3 JUNI | 20:00 UHR

 

Dieses Buch war zweifellos eine Sensation – nicht nur, weil Witkowski einen „Schwulenroman“ verfasste, sondern weil er das Thema so mutig anpackte. Die polnische Schwulenszene der 70er Jahre, die schräge Parallelwelt mit ihren alternden Tunten, jungen Knaben und verzweifelten Rotarmisten wurde von Witkowski schonungslos und mit rückhaltloser Offenheit beschrieben. 

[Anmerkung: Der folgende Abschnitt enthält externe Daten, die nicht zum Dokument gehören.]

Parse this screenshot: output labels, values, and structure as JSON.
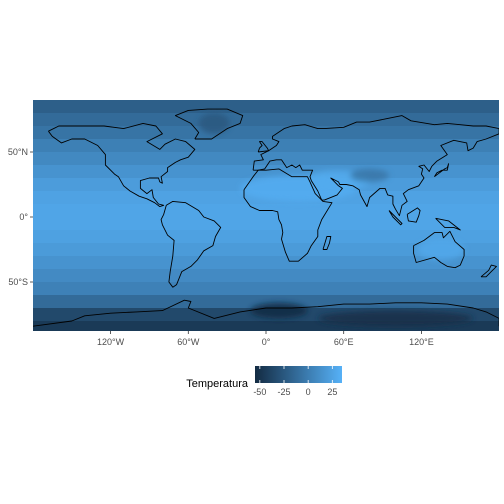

Am Badestrand Lubiewo an der polnischen Ostseeküste (seit den siebziger Jahren ein Schwulentreff) haben Patrycja und Lukrecja, zwei „Tunten“, ihre schönsten Sommer verbracht. Seit dem Untergang der „Kommune“, wie die kommunistische Zeit in Polen genannt wird, ist der Strand von emanzipierten, sportlichen Gays und solariumsgebräunten, tätowierten Lederschwulen bevölkert, die nichts mehr wissen vom Herumstreunen auf der Straße, vom Dreck, von der Anonymität und demütigenden Unterwerfung. Von einem Begehren, das Kraft gab, zu leben und zu träumen.

Lukrecja und Patrycja stehen auf luje, auf „Kerle“, maskuline Heteros, die es auf möglichst raffinierte Weise zu verführen gilt: „Einer mit Abitur ist kein richtiger Kerl.“ Sie wollen weder Partnerschaft noch soziale Anerkennung. Heute gehen sie sonntags zur Kirche, wie alle Frauen ihres Alters. Lubiewo, der „Große Atlas der polnischen Tunten“, setzt ihnen ein Denkmal. 

„Lubiewo”. Aus dem Polnischen von Christina Marie Hauptmeier, ehemalige Leiterin des Krakauer Hauses. Verlag: Suhrkamp.